Ces initiatives sont surtout le fruit de la volonté des régions du sud de la France : Languedoc-Roussillon, Provence-Alpes-Côte d’Azur, Rhône-Alpes et Midi-Pyrénées. Ces PME ont des logiques locales en matière d’emploi et n’ont rien à voir avec les énormes machines comme EDF ou Areva qui ne sont plus guère territorialisées et dont l’objectif premier est de maximiser les profits de leurs actionnaires. 

En Espagne, des projets gigantesques ont vu le jour avec la création, à côté de Séville, de la plus grande centrale solaire en Europe. L’éolien n’est pas en reste avec des créations de centrales sur les plateaux de la Meseta et ailleurs dans le pays. Ce secteur a permis de diversifier l’économie espagnole et de voir l’émergence de grandes entreprises de dimension internationale comme Vestas, spécialiste de l’éolien. Mais à ce jour et comme nous l’avons souligné, le pays traverse une récession brutale et les communautés autonomes ainsi que le gouvernement central doivent faire face à d’autres urgences comme l’effondrement du secteur de la construction et l’endettement des ménages. Les pouvoirs publics ne sont ainsi plus en capacité financière de subventionner les énergies propres comme elles le faisaient encore l’année dernière.

L’Allemagne continue sur sa trajectoire mais les le marché tend à saturer et semble avoir atteint un pic. Le ralentissement des ventes de panneaux solaires atteste de cette stagnation.
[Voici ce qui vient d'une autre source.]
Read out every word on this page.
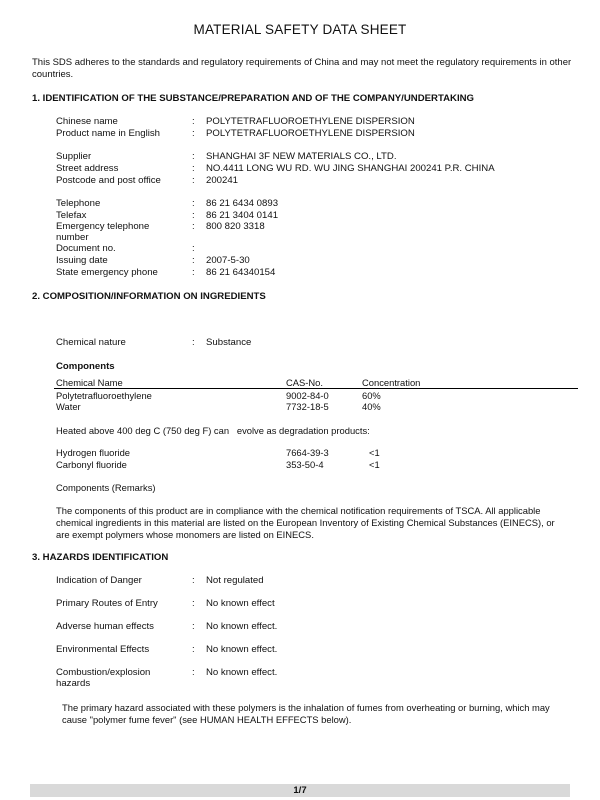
MATERIAL SAFETY DATA SHEET
This SDS adheres to the standards and regulatory requirements of China and may not meet the regulatory requirements in other countries.
1. IDENTIFICATION OF THE SUBSTANCE/PREPARATION AND OF THE COMPANY/UNDERTAKING
Chinese name	: POLYTETRAFLUOROETHYLENE DISPERSION
Product name in English	: POLYTETRAFLUOROETHYLENE DISPERSION
Supplier	: SHANGHAI 3F NEW MATERIALS CO., LTD.
Street address	: NO.4411 LONG WU RD. WU JING SHANGHAI 200241 P.R. CHINA
Postcode and post office	: 200241
Telephone	: 86 21 6434 0893
Telefax	: 86 21 3404 0141
Emergency telephone number
: 800 820 3318
Document no.	:
Issuing date	: 2007-5-30
State emergency phone	: 86 21 64340154
2. COMPOSITION/INFORMATION ON INGREDIENTS
Chemical nature	: Substance
Components
Chemical Name	CAS-No.	Concentration
Polytetrafluoroethylene	9002-84-0	60%
Water	7732-18-5	40%
Heated above 400 deg C (750 deg F) can   evolve as degradation products:
Hydrogen fluoride	7664-39-3	<1
Carbonyl fluoride	353-50-4	<1
Components (Remarks)
The components of this product are in compliance with the chemical notification requirements of TSCA. All applicable chemical ingredients in this material are listed on the European Inventory of Existing Chemical Substances (EINECS), or are exempt polymers whose monomers are listed on EINECS.
3. HAZARDS IDENTIFICATION
Indication of Danger	: Not regulated
Primary Routes of Entry	: No known effect
Adverse human effects	: No known effect.
Environmental Effects	: No known effect.
Combustion/explosion hazards
: No known effect.
The primary hazard associated with these polymers is the inhalation of fumes from overheating or burning, which may cause "polymer fume fever" (see HUMAN HEALTH EFFECTS below).
1/7
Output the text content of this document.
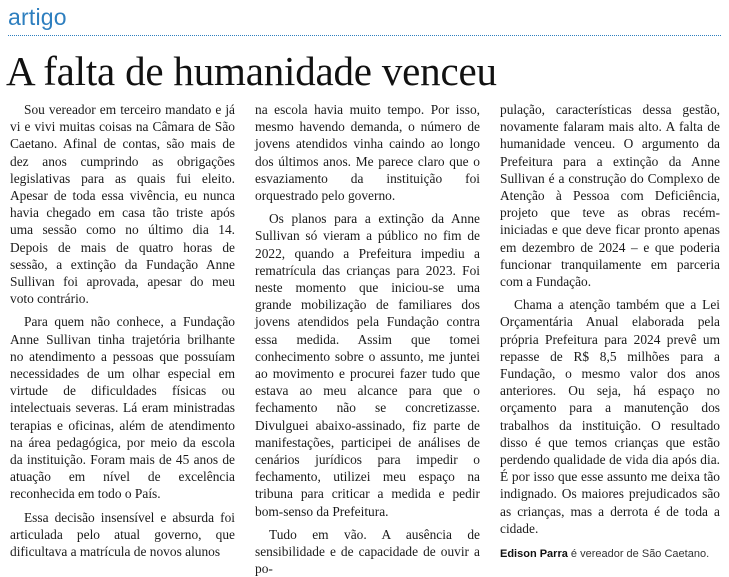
artigo
A falta de humanidade venceu

Sou vereador em terceiro mandato e já vi e vivi muitas coisas na Câmara de São Caetano. Afinal de contas, são mais de dez anos cumprindo as obrigações legislativas para as quais fui eleito. Apesar de toda essa vivência, eu nunca havia chegado em casa tão triste após uma sessão como no último dia 14. Depois de mais de quatro horas de sessão, a extinção da Fundação Anne Sullivan foi aprovada, apesar do meu voto contrário.

Para quem não conhece, a Fundação Anne Sullivan tinha trajetória brilhante no atendimento a pessoas que possuíam necessidades de um olhar especial em virtude de dificuldades físicas ou intelectuais severas. Lá eram ministradas terapias e oficinas, além de atendimento na área pedagógica, por meio da escola da instituição. Foram mais de 45 anos de atuação em nível de excelência reconhecida em todo o País.

Essa decisão insensível e absurda foi articulada pelo atual governo, que dificultava a matrícula de novos alunos

na escola havia muito tempo. Por isso, mesmo havendo demanda, o número de jovens atendidos vinha caindo ao longo dos últimos anos. Me parece claro que o esvaziamento da instituição foi orquestrado pelo governo.

Os planos para a extinção da Anne Sullivan só vieram a público no fim de 2022, quando a Prefeitura impediu a rematrícula das crianças para 2023. Foi neste momento que iniciou-se uma grande mobilização de familiares dos jovens atendidos pela Fundação contra essa medida. Assim que tomei conhecimento sobre o assunto, me juntei ao movimento e procurei fazer tudo que estava ao meu alcance para que o fechamento não se concretizasse. Divulguei abaixo-assinado, fiz parte de manifestações, participei de análises de cenários jurídicos para impedir o fechamento, utilizei meu espaço na tribuna para criticar a medida e pedir bom-senso da Prefeitura.

Tudo em vão. A ausência de sensibilidade e de capacidade de ouvir a po-

pulação, características dessa gestão, novamente falaram mais alto. A falta de humanidade venceu. O argumento da Prefeitura para a extinção da Anne Sullivan é a construção do Complexo de Atenção à Pessoa com Deficiência, projeto que teve as obras recém-iniciadas e que deve ficar pronto apenas em dezembro de 2024 – e que poderia funcionar tranquilamente em parceria com a Fundação.

Chama a atenção também que a Lei Orçamentária Anual elaborada pela própria Prefeitura para 2024 prevê um repasse de R$ 8,5 milhões para a Fundação, o mesmo valor dos anos anteriores. Ou seja, há espaço no orçamento para a manutenção dos trabalhos da instituição. O resultado disso é que temos crianças que estão perdendo qualidade de vida dia após dia. É por isso que esse assunto me deixa tão indignado. Os maiores prejudicados são as crianças, mas a derrota é de toda a cidade.

Edison Parra é vereador de São Caetano.
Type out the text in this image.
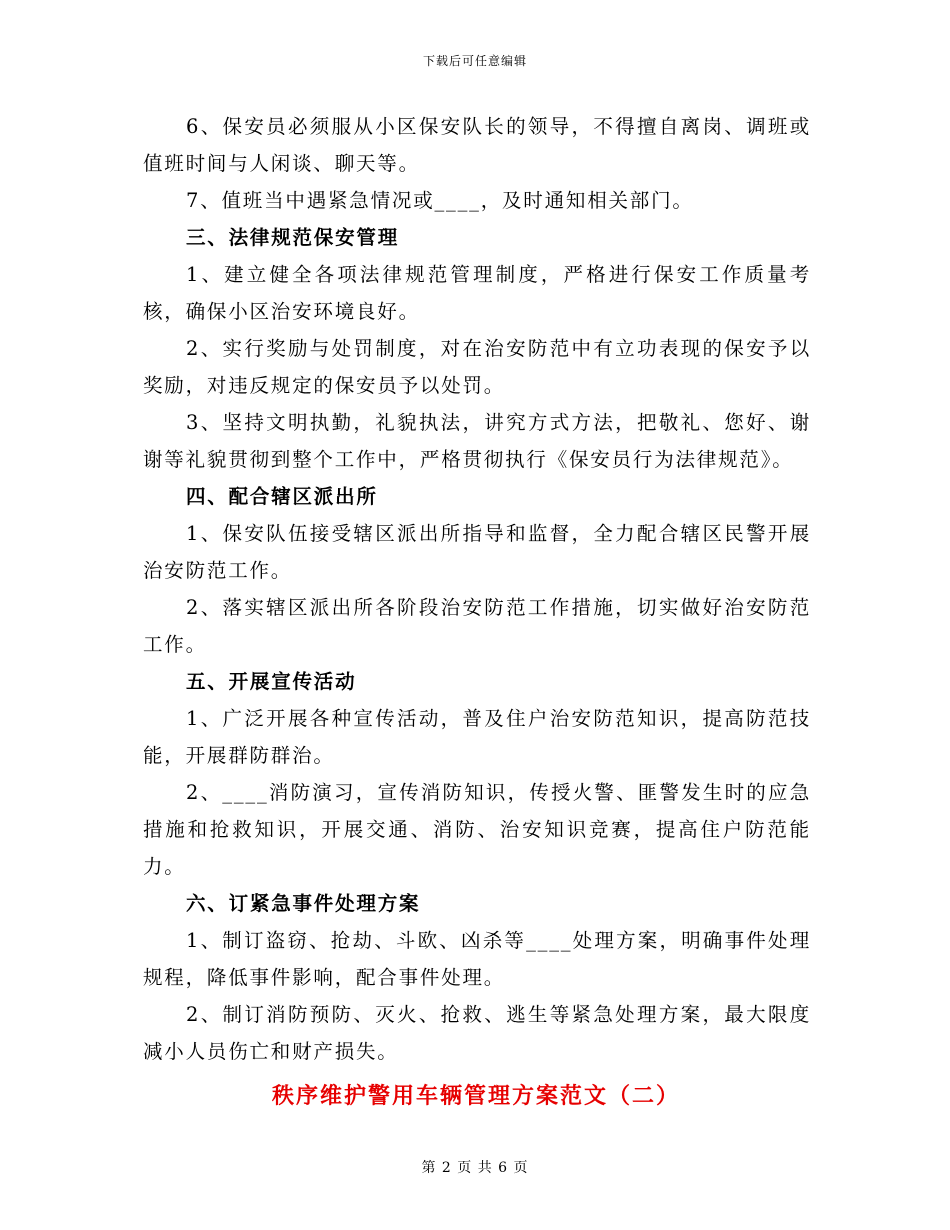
下载后可任意编辑

6、保安员必须服从小区保安队长的领导，不得擅自离岗、调班或值班时间与人闲谈、聊天等。

7、值班当中遇紧急情况或____，及时通知相关部门。

三、法律规范保安管理

1、建立健全各项法律规范管理制度，严格进行保安工作质量考核，确保小区治安环境良好。

2、实行奖励与处罚制度，对在治安防范中有立功表现的保安予以奖励，对违反规定的保安员予以处罚。

3、坚持文明执勤，礼貌执法，讲究方式方法，把敬礼、您好、谢谢等礼貌贯彻到整个工作中，严格贯彻执行《保安员行为法律规范》。

四、配合辖区派出所

1、保安队伍接受辖区派出所指导和监督，全力配合辖区民警开展治安防范工作。

2、落实辖区派出所各阶段治安防范工作措施，切实做好治安防范工作。

五、开展宣传活动

1、广泛开展各种宣传活动，普及住户治安防范知识，提高防范技能，开展群防群治。

2、____消防演习，宣传消防知识，传授火警、匪警发生时的应急措施和抢救知识，开展交通、消防、治安知识竞赛，提高住户防范能力。

六、订紧急事件处理方案

1、制订盗窃、抢劫、斗欧、凶杀等____处理方案，明确事件处理规程，降低事件影响，配合事件处理。

2、制订消防预防、灭火、抢救、逃生等紧急处理方案，最大限度减小人员伤亡和财产损失。

秩序维护警用车辆管理方案范文（二）
第 2 页 共 6 页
Ses champions industriels, souvent des grosses PME ou des réseaux de PME présentes à l’international, possèdent toujours des débouchés économiques importants sur des marchés naissants comme la France ou ceux des pays émergents du fait de la qualité de leur production.

La course aux énergies renouvelables s’accompagne donc de contradictions sur la question de la préservation de l’environnement.

Ce point n’inquiète probablement pas beaucoup les grands acteurs français comme EDF ou Areva jadis habitués à développer uniquement l’énergie nucléaire en la vendant comme une énergie propre. C’est d’ailleurs là la seconde contradiction française entre une industrie nucléaire hyper puissante et un discours politique gouvernemental ayant parfois des accents écologiques.

Notons enfin que ce secteur et celui de l’environnement en général sont aujourd’hui le seul salut d’un capitalisme financier à bout de souffle. Les Etats-Unis et la plupart des pays industrialisés l’ont d’ailleurs bien compris. Mais en reprenant parfois des recettes qui ont montré leurs limites, on peut s’interroger sur la possibilité de ce système à répondre durablement aux besoins de développement des populations au nord comme au sud.